But what if a valet met you at a chosen destination, parked your car nearby, and brought it back as soon as you were ready to leave?

A new app did just that this week. The startup behind this on-demand valet service is called Luxe, and its app became available on Apple’s App Store today.

How it works: Drivers use the Luxe app to request a valet to meet them at a location where they will need to park their car. The Luxe valets, who need about 10 minutes advance notice, show up on foot, skateboard or scooter. The driver goes about his business while the valet parks the car in one of the several garages around town where Luxe has leased dozens of spaces. Cars are never parked on the street.

The driver notifies the valet through the app what time and where he wants his car back, and the valet will deliver it. The user can track their car’s location and the location of the valet in real-time through the smartphone app.

“There’s a lot of nuanced things that we had to solve from a technology standpoint,” said Co-Founder and CEO Curtis Lee. “There are two moving targets that have to arrive at the same time. What if there’s a Giant’s game and there’s traffic?”

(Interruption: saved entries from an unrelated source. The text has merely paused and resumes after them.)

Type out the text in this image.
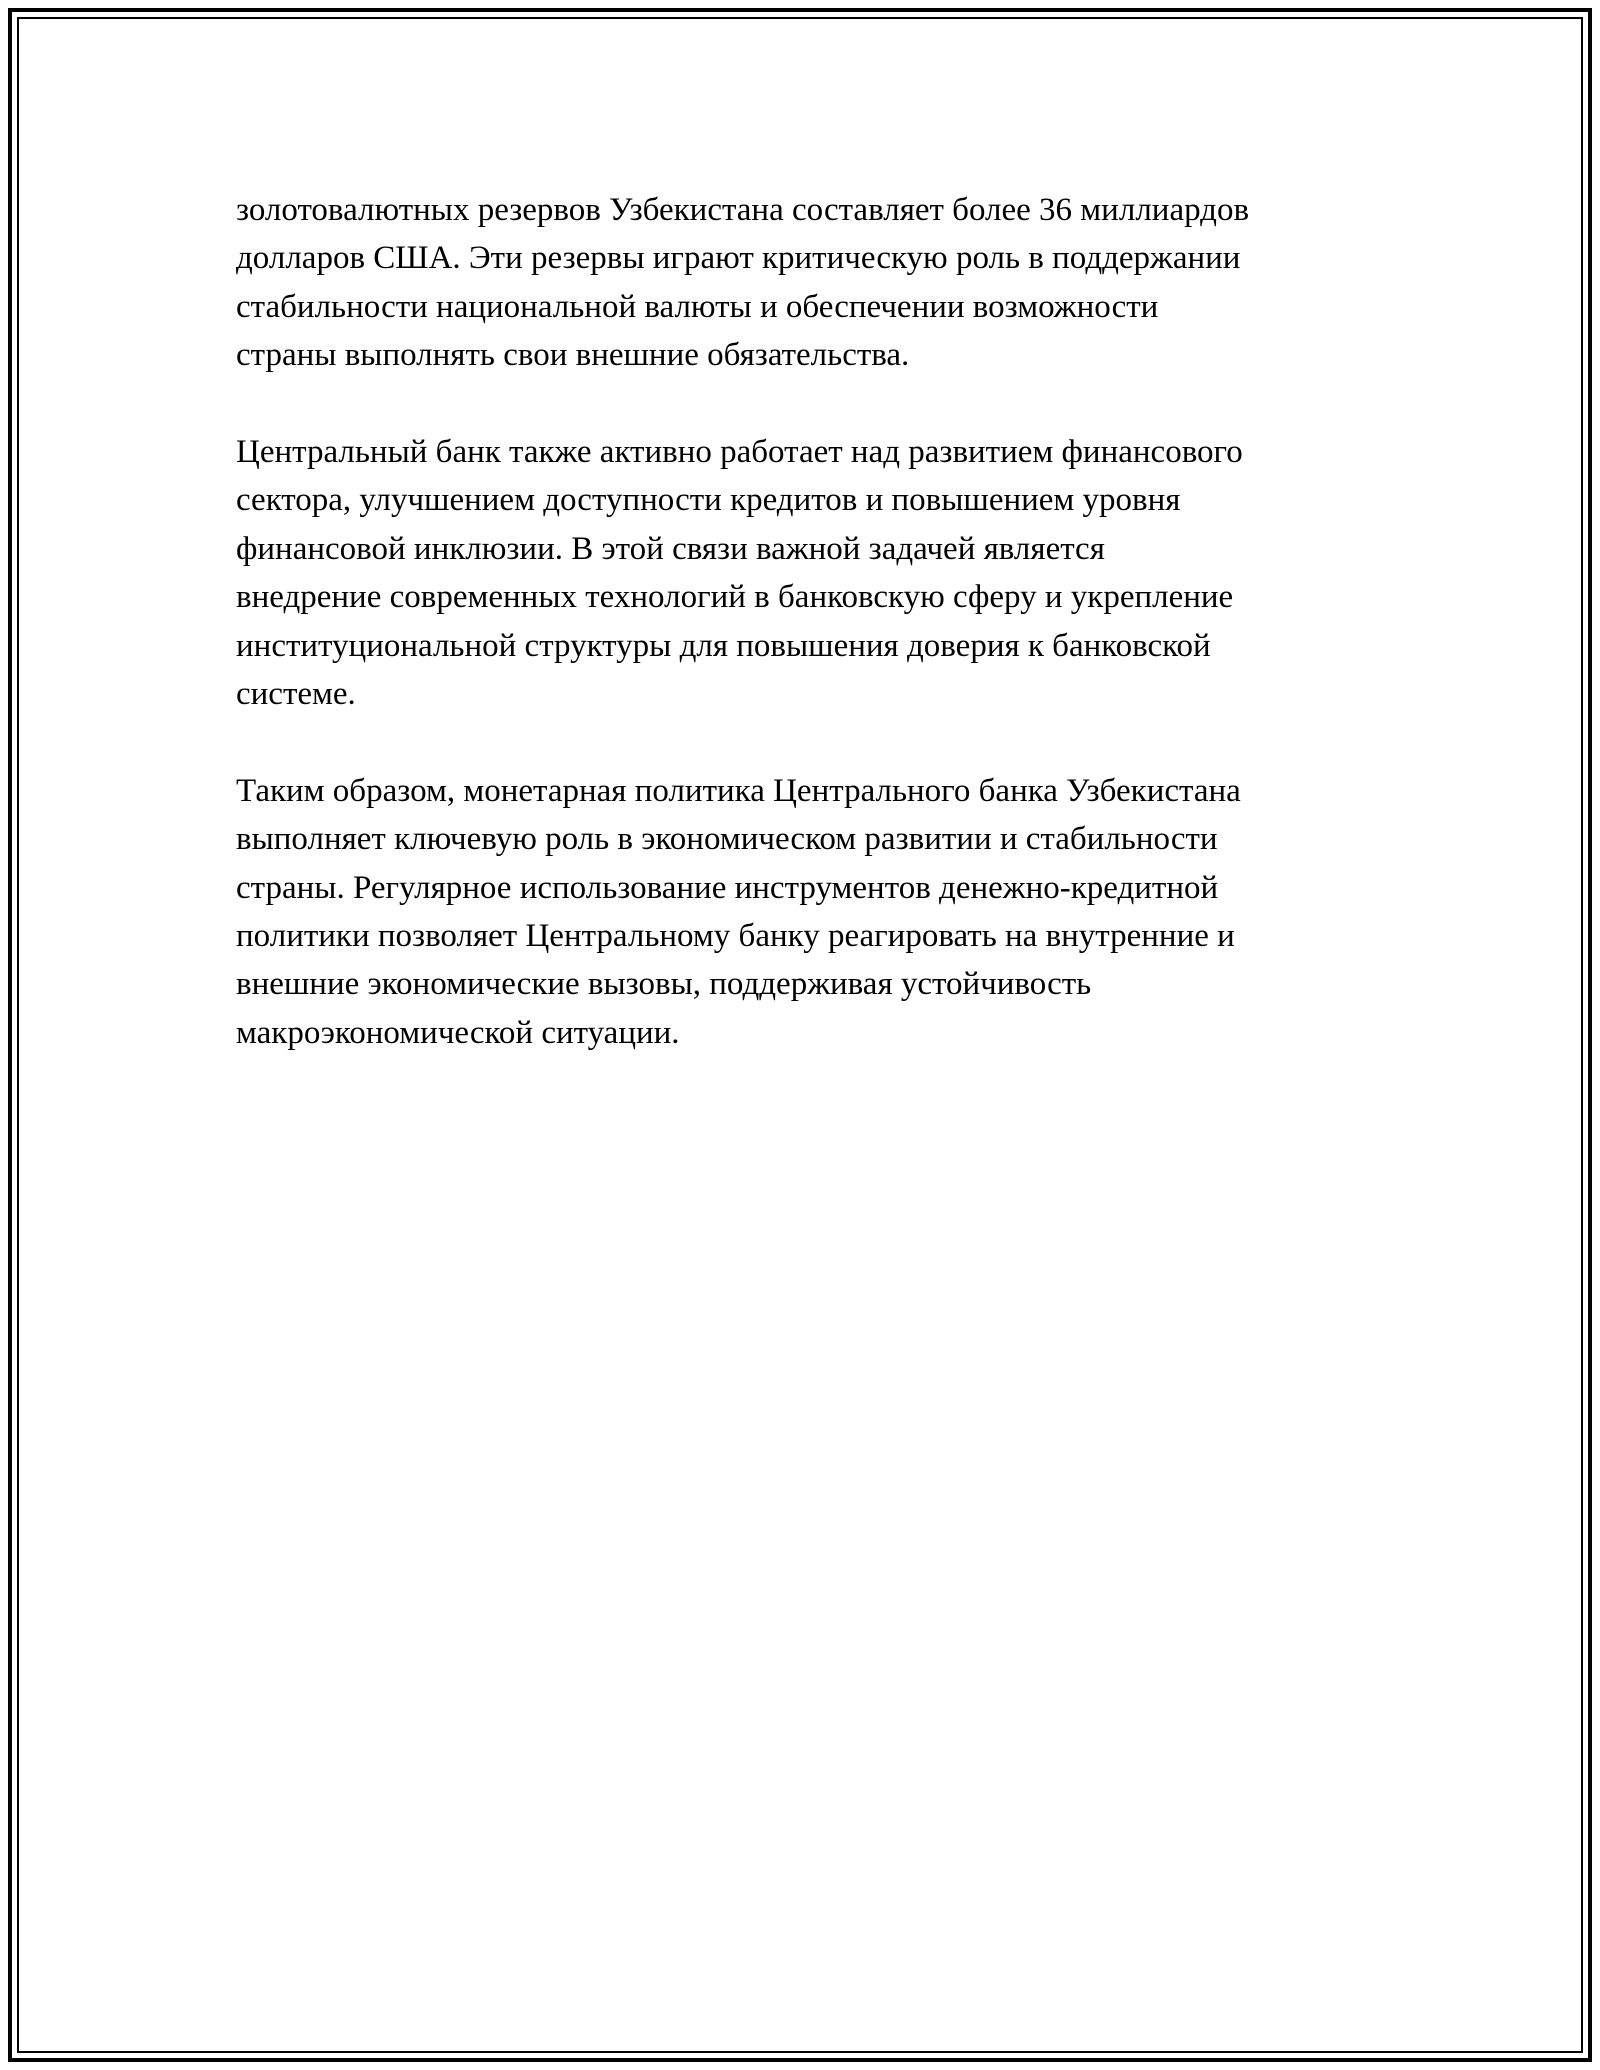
золотовалютных резервов Узбекистана составляет более 36 миллиардов
долларов США. Эти резервы играют критическую роль в поддержании
стабильности национальной валюты и обеспечении возможности
страны выполнять свои внешние обязательства.

Центральный банк также активно работает над развитием финансового
сектора, улучшением доступности кредитов и повышением уровня
финансовой инклюзии. В этой связи важной задачей является
внедрение современных технологий в банковскую сферу и укрепление
институциональной структуры для повышения доверия к банковской
системе.

Таким образом, монетарная политика Центрального банка Узбекистана
выполняет ключевую роль в экономическом развитии и стабильности
страны. Регулярное использование инструментов денежно-кредитной
политики позволяет Центральному банку реагировать на внутренние и
внешние экономические вызовы, поддерживая устойчивость
макроэкономической ситуации.
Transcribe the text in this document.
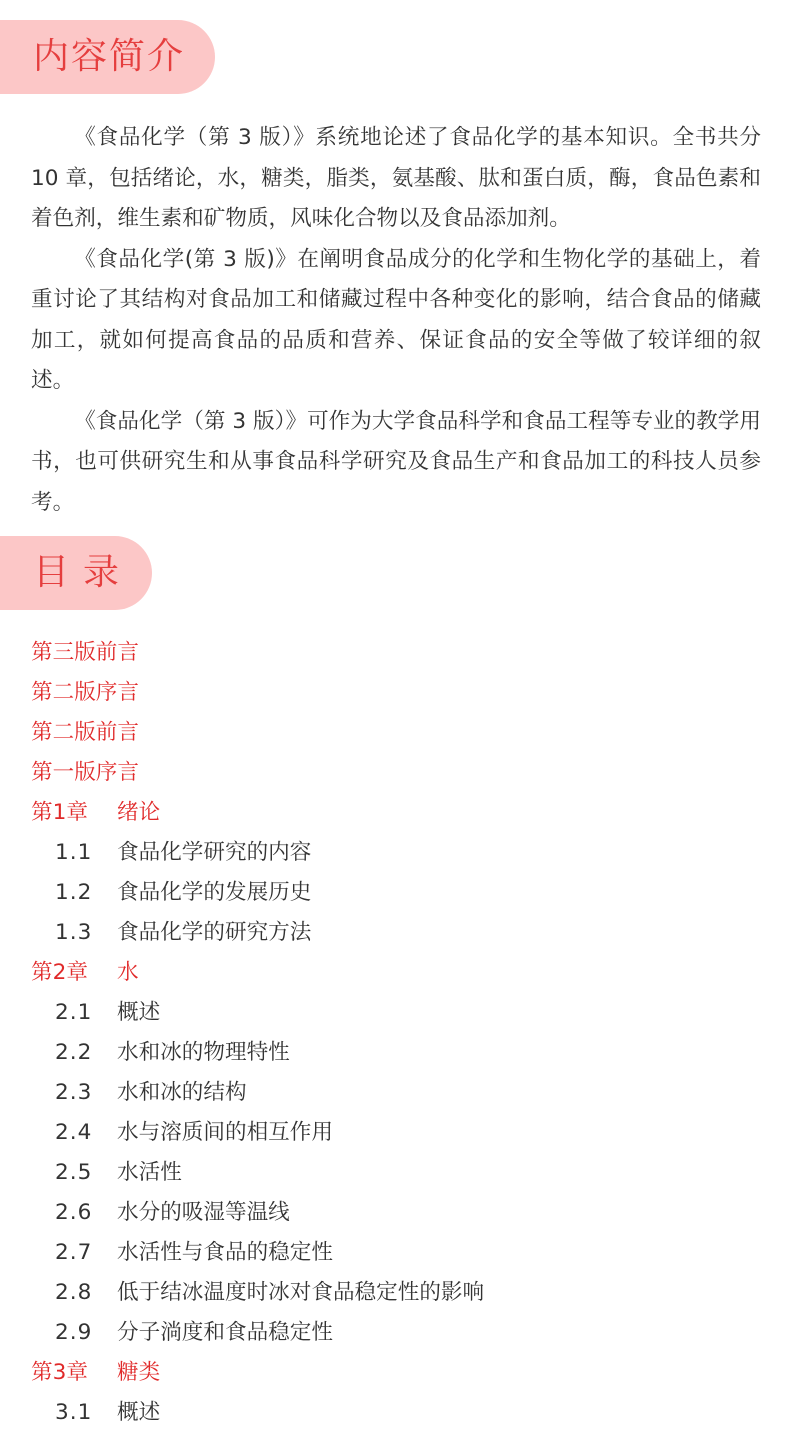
内容简介

《食品化学（第 3 版）》系统地论述了食品化学的基本知识。全书共分 10 章，包括绪论，水，糖类，脂类，氨基酸、肽和蛋白质，酶，食品色素和着色剂，维生素和矿物质，风味化合物以及食品添加剂。

《食品化学(第 3 版)》在阐明食品成分的化学和生物化学的基础上，着重讨论了其结构对食品加工和储藏过程中各种变化的影响，结合食品的储藏加工，就如何提高食品的品质和营养、保证食品的安全等做了较详细的叙述。

《食品化学（第 3 版）》可作为大学食品科学和食品工程等专业的教学用书，也可供研究生和从事食品科学研究及食品生产和食品加工的科技人员参考。

目录
第三版前言
第二版序言
第二版前言
第一版序言
第1章 绪论
1.1 食品化学研究的内容
1.2 食品化学的发展历史
1.3 食品化学的研究方法
第2章 水
2.1 概述
2.2 水和冰的物理特性
2.3 水和冰的结构
2.4 水与溶质间的相互作用
2.5 水活性
2.6 水分的吸湿等温线
2.7 水活性与食品的稳定性
2.8 低于结冰温度时冰对食品稳定性的影响
2.9 分子淌度和食品稳定性
第3章 糖类
3.1 概述
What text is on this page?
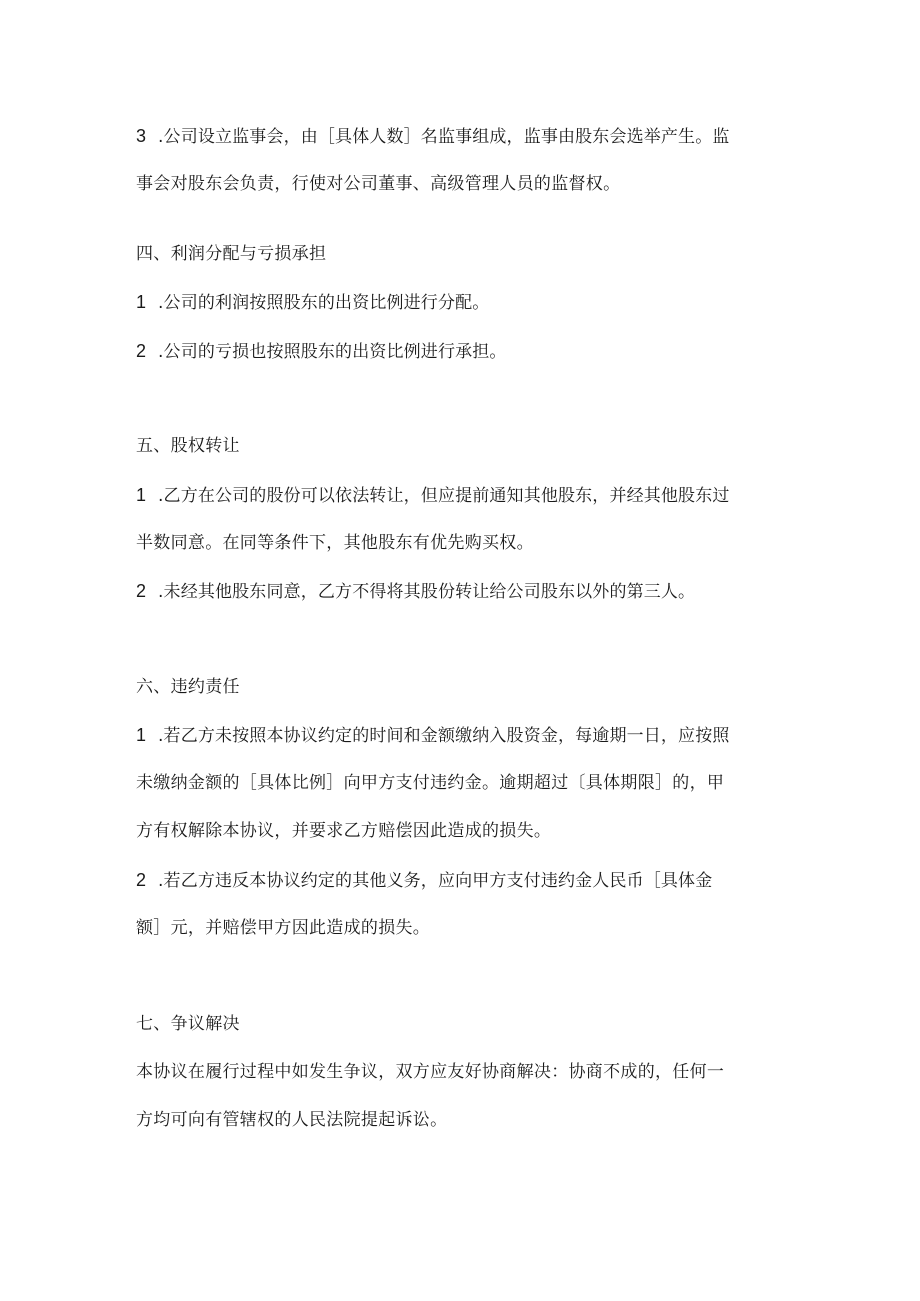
3 .公司设立监事会，由［具体人数］名监事组成，监事由股东会选举产生。监
事会对股东会负责，行使对公司董事、高级管理人员的监督权。
四、利润分配与亏损承担
1 .公司的利润按照股东的出资比例进行分配。
2 .公司的亏损也按照股东的出资比例进行承担。
五、股权转让
1 .乙方在公司的股份可以依法转让，但应提前通知其他股东，并经其他股东过
半数同意。在同等条件下，其他股东有优先购买权。
2 .未经其他股东同意，乙方不得将其股份转让给公司股东以外的第三人。
六、违约责任
1 .若乙方未按照本协议约定的时间和金额缴纳入股资金，每逾期一日，应按照
未缴纳金额的［具体比例］向甲方支付违约金。逾期超过〔具体期限］的，甲
方有权解除本协议，并要求乙方赔偿因此造成的损失。
2 .若乙方违反本协议约定的其他义务，应向甲方支付违约金人民币［具体金
额］元，并赔偿甲方因此造成的损失。
七、争议解决
本协议在履行过程中如发生争议，双方应友好协商解决：协商不成的，任何一
方均可向有管辖权的人民法院提起诉讼。
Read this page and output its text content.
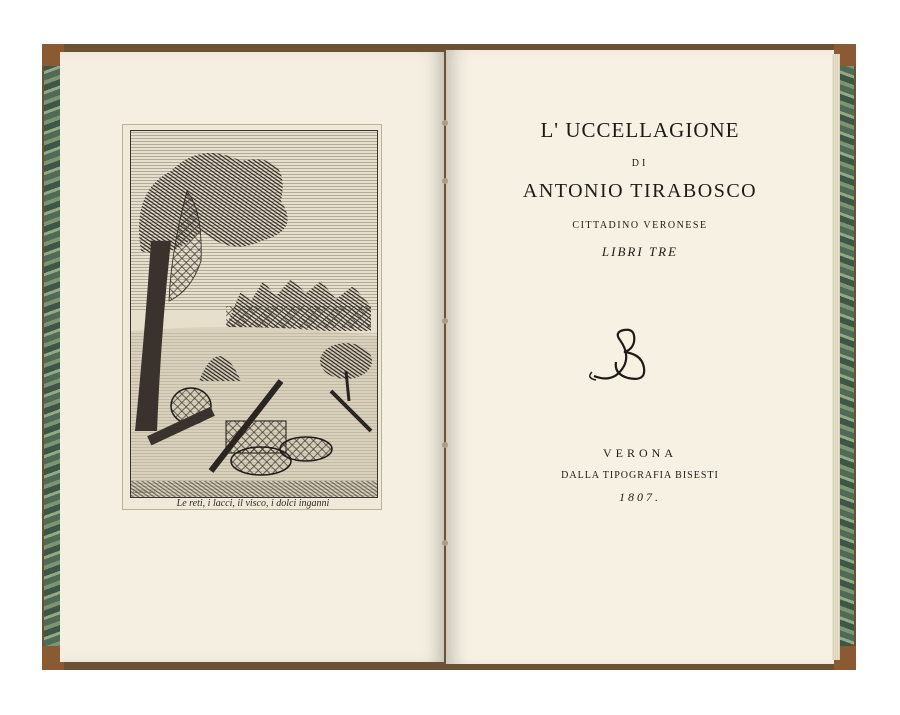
Zanotto del.
Le reti, i lacci, il visco, i dolci inganni
L' UCCELLAGIONE
DI
ANTONIO TIRABOSCO
CITTADINO VERONESE
LIBRI TRE
VERONA
DALLA TIPOGRAFIA BISESTI
1807.
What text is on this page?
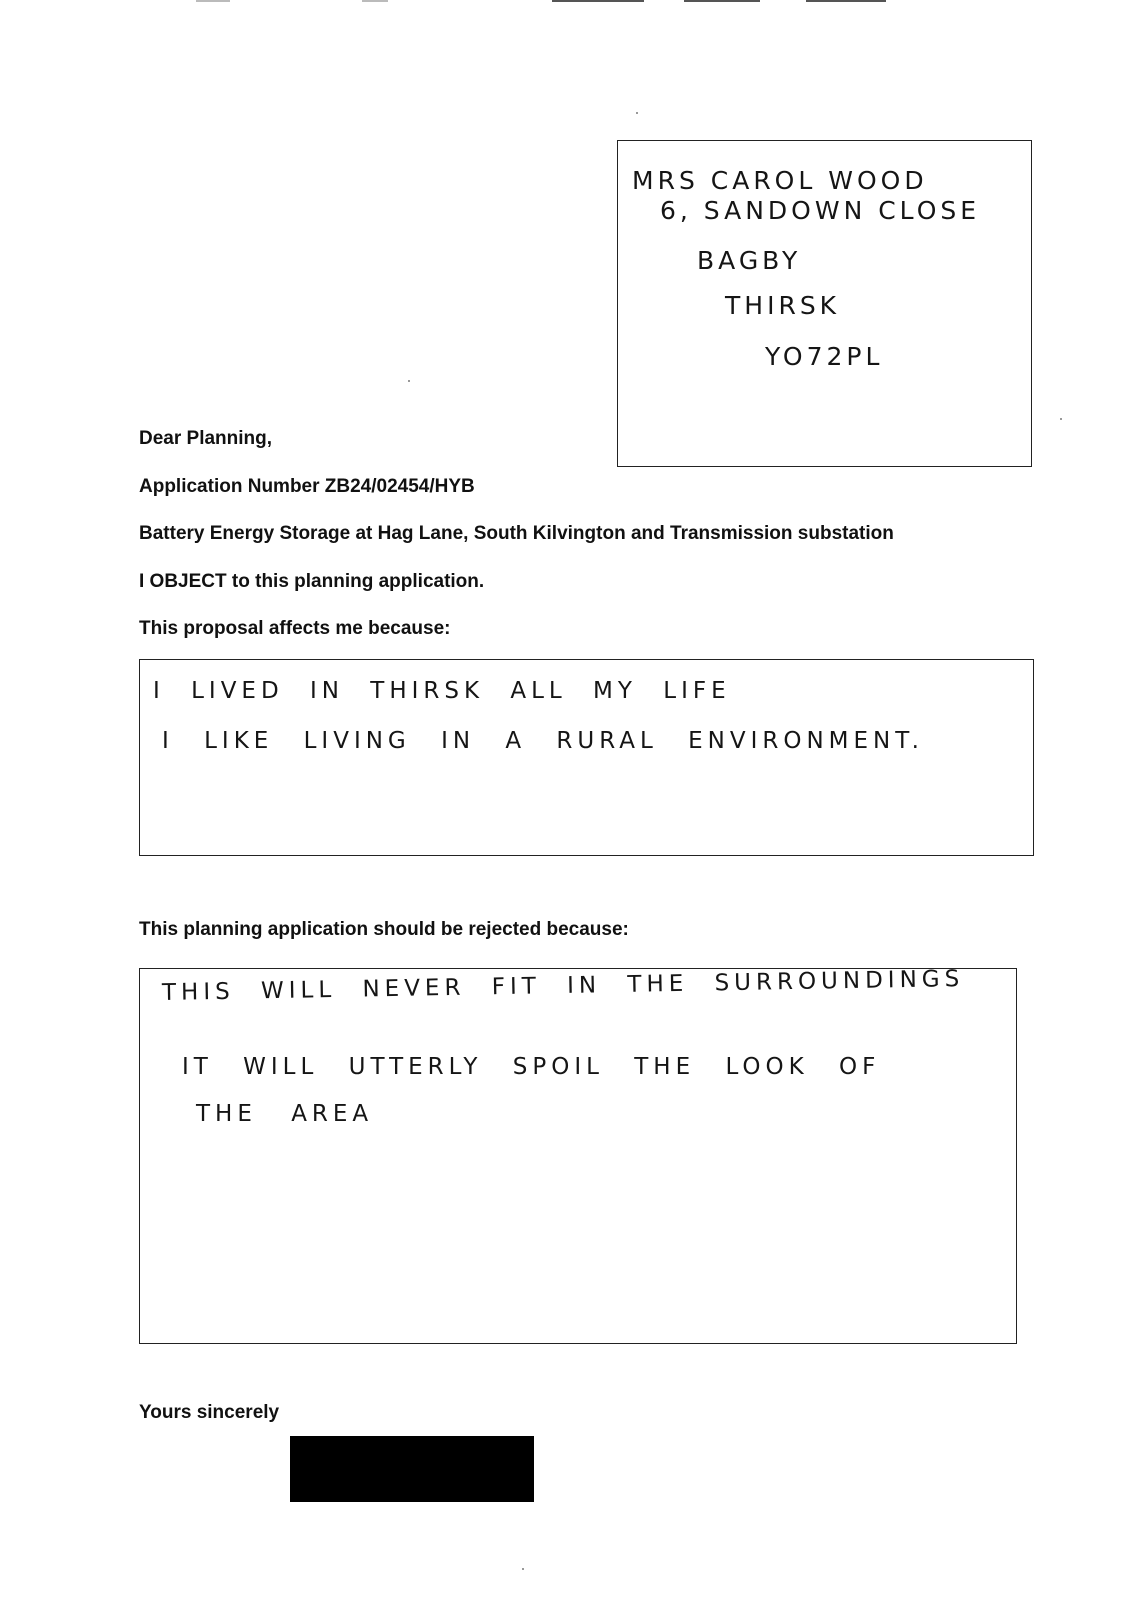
MRS CAROL WOOD
6, SANDOWN CLOSE
BAGBY
THIRSK
YO72PL
Dear Planning,
Application Number ZB24/02454/HYB
Battery Energy Storage at Hag Lane, South Kilvington and Transmission substation
I OBJECT to this planning application.
This proposal affects me because:
I LIVED IN THIRSK ALL MY LIFE
I LIKE LIVING IN A RURAL ENVIRONMENT.
This planning application should be rejected because:
THIS WILL NEVER FIT IN THE SURROUNDINGS
IT WILL UTTERLY SPOIL THE LOOK OF
THE AREA
Yours sincerely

Luxe has been in beta for six months with “several hundreds of customers,” said Lee, and many have been using the app when going to doctor’s appointments, meetings or even a full day of work, because the cost of the app is cheaper than many San Francisco parking garages. The service is $5 per hour or $15 for a full day — the median price for all-day parking in a garage in San Francisco is $29. About 60 percent of the customers during the beta period used the app more than twice a week.

The service is available only in San Francisco, and customers can join a waitlist starting Thursday, with a few added to the service each day, Lee said. However, three San Francisco restaurants — Alta CA, Stones Throw and AQ — have partnered with Luxe to make the parking service available to their patrons.

The biggest challenge for Luxe and other valet services could be finding enough parking spaces to meet demand for the service. A fee of $15 is half the amount some San Francisco parking lots charge, suggesting that many of the city’s lots may just be unwilling to work with the company.

Lee says that fee is sustainable, and is balancing supply with demand by rolling out the service slowly. Luxe is only available in San Francisco to a limited number of users until it can get enough parking lots and valets to meet expected demand. Eventually, Lee hopes to expand to Chicago, Los Angeles, Philadelphia, Washington and Boston.

Luxe, founded in San Francisco last year, has 20 employees. Lee wouldn’t say how many valets Luxe employs, but says they are a combination of full-time staff and part-time contractors, some of whom get equity in the company.